We have been here eight days, and I am quite willing to go away. So
great a sight soon satisfies, making us content with itself, and with
what is less than itself. Our desires, once realized, haunt us again
less readily. Having "lived one day," we would depart, and become
worthy to live another.

We have not been fortunate in weather, for there cannot be too much,
or too warm sunlight for this scene, and the skies have been lowering,
with cold, unkind winds. My nerves, too much braced up by such an
atmosphere, do not well bear the continual stress of sight and sound.
For here there is no escape from the weight of a perpetual creation;
all other forms and motions come and go, the tide rises and recedes,
the wind, at its mightiest, moves in gales and gusts, but here is
really an incessant, an indefatigable motion.

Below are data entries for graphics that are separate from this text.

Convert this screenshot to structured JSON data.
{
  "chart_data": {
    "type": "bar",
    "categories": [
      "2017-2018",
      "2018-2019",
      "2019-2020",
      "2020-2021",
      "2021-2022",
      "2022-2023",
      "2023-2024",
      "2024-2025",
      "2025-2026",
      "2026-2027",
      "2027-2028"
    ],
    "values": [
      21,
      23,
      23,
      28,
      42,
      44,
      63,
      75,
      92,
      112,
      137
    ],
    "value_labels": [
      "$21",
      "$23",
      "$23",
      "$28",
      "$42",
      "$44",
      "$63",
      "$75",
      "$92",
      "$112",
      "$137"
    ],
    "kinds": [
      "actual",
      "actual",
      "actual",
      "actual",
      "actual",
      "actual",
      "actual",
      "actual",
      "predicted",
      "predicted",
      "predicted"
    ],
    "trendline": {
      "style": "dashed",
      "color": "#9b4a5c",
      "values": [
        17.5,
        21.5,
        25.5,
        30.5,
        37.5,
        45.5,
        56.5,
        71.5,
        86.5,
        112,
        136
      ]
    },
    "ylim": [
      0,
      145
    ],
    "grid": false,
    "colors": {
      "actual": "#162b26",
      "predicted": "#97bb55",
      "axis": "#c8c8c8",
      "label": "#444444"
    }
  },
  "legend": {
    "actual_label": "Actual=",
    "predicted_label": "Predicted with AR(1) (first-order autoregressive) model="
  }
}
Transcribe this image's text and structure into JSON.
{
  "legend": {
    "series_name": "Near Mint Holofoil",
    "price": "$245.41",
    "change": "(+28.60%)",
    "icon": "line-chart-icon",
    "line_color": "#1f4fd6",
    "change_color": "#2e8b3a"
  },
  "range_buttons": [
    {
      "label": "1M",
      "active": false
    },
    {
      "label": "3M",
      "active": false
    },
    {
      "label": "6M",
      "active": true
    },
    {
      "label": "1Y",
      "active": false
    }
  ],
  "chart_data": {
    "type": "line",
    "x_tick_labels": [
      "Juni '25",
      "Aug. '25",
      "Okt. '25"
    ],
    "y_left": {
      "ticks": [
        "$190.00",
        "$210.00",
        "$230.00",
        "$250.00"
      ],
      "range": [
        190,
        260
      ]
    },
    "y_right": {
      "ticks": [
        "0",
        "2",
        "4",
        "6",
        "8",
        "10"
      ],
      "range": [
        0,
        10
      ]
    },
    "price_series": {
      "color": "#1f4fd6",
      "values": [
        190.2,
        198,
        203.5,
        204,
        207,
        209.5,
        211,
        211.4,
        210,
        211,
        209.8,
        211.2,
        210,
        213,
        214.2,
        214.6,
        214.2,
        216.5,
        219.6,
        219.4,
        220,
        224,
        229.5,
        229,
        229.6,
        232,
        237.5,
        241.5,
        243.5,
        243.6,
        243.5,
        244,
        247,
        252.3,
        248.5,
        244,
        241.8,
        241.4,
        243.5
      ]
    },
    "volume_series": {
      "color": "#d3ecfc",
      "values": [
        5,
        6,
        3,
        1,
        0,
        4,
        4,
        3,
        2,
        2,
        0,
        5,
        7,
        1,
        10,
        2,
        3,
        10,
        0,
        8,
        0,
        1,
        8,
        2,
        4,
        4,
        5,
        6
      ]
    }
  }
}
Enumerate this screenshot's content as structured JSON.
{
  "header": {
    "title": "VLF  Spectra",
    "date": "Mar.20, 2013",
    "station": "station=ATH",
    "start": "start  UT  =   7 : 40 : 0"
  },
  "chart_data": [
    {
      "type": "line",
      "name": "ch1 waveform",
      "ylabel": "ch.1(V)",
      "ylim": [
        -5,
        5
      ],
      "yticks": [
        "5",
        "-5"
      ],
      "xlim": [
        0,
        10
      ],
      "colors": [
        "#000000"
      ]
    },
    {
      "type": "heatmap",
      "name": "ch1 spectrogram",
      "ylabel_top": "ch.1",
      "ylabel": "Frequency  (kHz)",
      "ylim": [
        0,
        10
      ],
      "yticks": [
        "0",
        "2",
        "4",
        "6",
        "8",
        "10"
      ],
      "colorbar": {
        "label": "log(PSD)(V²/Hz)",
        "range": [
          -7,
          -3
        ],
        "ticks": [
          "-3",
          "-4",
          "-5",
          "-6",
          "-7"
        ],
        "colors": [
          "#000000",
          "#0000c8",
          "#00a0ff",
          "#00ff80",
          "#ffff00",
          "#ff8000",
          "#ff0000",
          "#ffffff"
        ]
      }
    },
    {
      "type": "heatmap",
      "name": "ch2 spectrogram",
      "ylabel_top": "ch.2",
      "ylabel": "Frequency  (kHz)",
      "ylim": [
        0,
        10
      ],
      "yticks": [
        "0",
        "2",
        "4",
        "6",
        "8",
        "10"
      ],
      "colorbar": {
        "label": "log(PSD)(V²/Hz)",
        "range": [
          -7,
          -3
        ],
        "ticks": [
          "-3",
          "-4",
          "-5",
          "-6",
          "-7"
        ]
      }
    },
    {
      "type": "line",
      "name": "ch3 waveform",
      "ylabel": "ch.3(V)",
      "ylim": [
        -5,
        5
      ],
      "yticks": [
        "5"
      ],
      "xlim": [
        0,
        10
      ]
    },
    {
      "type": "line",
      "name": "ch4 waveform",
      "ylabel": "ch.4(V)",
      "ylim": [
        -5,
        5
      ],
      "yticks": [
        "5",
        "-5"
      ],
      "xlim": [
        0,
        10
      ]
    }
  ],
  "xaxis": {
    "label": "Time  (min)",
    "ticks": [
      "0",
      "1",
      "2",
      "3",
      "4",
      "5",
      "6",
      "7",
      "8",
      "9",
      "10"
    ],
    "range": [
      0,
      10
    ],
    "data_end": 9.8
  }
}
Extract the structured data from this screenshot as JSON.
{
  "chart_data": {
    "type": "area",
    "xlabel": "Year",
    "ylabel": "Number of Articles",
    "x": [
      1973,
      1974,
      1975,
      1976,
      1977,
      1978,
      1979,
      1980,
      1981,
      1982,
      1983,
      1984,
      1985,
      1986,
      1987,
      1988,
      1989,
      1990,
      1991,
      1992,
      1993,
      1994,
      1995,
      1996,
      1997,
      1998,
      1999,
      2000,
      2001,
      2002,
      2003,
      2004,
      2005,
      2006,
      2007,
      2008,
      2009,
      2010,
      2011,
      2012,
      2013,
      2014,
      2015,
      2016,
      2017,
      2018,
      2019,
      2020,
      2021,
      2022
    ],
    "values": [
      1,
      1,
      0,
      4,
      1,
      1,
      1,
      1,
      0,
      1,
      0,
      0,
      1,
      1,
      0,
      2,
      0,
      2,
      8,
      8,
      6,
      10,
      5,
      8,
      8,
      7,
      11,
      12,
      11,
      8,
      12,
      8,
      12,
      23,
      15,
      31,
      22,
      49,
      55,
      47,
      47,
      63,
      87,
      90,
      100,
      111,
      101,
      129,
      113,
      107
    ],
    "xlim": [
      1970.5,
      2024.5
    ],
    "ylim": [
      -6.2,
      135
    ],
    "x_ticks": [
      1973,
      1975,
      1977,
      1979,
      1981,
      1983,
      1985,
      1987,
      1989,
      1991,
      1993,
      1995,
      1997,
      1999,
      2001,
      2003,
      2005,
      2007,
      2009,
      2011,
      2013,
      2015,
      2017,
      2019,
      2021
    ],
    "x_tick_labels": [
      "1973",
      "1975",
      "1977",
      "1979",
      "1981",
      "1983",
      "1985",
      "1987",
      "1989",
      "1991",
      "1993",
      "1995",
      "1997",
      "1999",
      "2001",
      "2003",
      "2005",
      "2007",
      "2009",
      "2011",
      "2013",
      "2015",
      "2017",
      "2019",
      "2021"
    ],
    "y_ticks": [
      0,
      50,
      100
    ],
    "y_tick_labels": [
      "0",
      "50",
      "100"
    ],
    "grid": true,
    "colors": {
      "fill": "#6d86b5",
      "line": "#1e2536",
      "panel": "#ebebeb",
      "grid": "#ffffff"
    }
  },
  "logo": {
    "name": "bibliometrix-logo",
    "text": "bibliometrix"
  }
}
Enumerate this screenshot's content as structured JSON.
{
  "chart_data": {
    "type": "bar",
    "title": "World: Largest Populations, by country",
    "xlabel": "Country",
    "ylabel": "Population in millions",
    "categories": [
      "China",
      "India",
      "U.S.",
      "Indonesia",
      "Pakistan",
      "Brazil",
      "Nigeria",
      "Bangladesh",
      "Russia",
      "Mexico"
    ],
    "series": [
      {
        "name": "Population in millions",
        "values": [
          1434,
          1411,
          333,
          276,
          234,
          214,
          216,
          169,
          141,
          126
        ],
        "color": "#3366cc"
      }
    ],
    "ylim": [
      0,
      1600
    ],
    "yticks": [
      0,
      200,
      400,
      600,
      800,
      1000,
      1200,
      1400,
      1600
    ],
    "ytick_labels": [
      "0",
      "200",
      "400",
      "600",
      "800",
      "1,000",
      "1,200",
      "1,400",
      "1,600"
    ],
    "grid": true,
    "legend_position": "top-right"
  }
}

Awake or asleep, there
is no escape, still this rushing round you and through you. It is
in this way I have most felt the grandeur,--somewhat eternal, if not
infinite.

At times a secondary music rises; the cataract seems to seize its own
rhythm and sing it over again, so that the ear and soul are roused by
a double vibration. This is some effect of the wind, causing echoes
to the thundering anthem. It is very sublime, giving the effect of a
spiritual repetition through all the spheres.

When I first came, I felt nothing but a quiet satisfaction. I found
that drawings, the panorama, &c. had given me a clear notion of the
position and proportions of all objects here; I knew where to look for
everything, and everything looked as I thought it would.